NEWQUAY, England -- President Joe Biden says the U.S. has restored its presence on the world stage, as he has used his first overseas trip to connect with a new generation of leaders from some of the world’s most powerful countries and more closely unite allies around addressing the COVID-19 pandemic and China’s trade and labor practices.
Biden has wrapped up three days of what he calls “an extraordinarily collaborative and productive meeting” at the Group of Seven summit of wealthy democracies.
Biden says at a news conference in England that there was “genuine enthusiasm” for his engagement.

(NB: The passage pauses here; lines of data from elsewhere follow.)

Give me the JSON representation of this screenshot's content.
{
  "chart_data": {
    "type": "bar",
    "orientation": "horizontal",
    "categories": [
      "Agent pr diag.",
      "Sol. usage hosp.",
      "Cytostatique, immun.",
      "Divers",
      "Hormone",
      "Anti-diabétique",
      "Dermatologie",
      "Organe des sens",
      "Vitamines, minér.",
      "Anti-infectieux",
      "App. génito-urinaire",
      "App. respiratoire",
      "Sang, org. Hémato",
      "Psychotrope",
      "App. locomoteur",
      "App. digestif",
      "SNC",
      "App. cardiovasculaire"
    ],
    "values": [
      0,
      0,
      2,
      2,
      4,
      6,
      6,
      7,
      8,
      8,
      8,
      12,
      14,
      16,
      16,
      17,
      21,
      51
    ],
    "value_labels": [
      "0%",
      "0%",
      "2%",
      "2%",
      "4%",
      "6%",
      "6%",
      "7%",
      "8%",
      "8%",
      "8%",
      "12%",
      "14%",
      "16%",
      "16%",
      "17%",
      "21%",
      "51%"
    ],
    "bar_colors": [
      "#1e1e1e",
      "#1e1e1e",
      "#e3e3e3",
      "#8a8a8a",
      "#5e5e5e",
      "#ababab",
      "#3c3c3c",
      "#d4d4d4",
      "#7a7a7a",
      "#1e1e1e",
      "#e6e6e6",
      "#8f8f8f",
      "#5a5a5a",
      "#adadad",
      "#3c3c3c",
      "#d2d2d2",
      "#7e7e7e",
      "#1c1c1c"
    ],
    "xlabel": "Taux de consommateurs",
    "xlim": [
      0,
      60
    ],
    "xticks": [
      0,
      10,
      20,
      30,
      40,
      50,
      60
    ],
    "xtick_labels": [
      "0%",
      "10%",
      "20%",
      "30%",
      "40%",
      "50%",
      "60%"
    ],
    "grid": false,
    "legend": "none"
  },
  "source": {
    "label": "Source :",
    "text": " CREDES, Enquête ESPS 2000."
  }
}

He later visited to Queen Elizabeth II at Windsor Castle.
G-7 leaders agree on vaccines, China and taxing corporations
The leaders of the world’s richest countries have pledged more than 1 billion coronavirus vaccine doses to poorer nations and agreed they will work together to challenge China’s “non-market economic practices” and call on Beijing to respect human rights.
Speaking at the end of a G-7 leaders’ summit in southwest England on Sunday, British Prime Minister Boris Johnson praised the “fantastic degree of harmony” among the reenergized group.
Johnson said the G-7 would demonstrate the value of democracy and human rights to the rest of the world.
But health and environmental campaigners were distinctly unimpressed by the details in the leaders’ final meeting communique.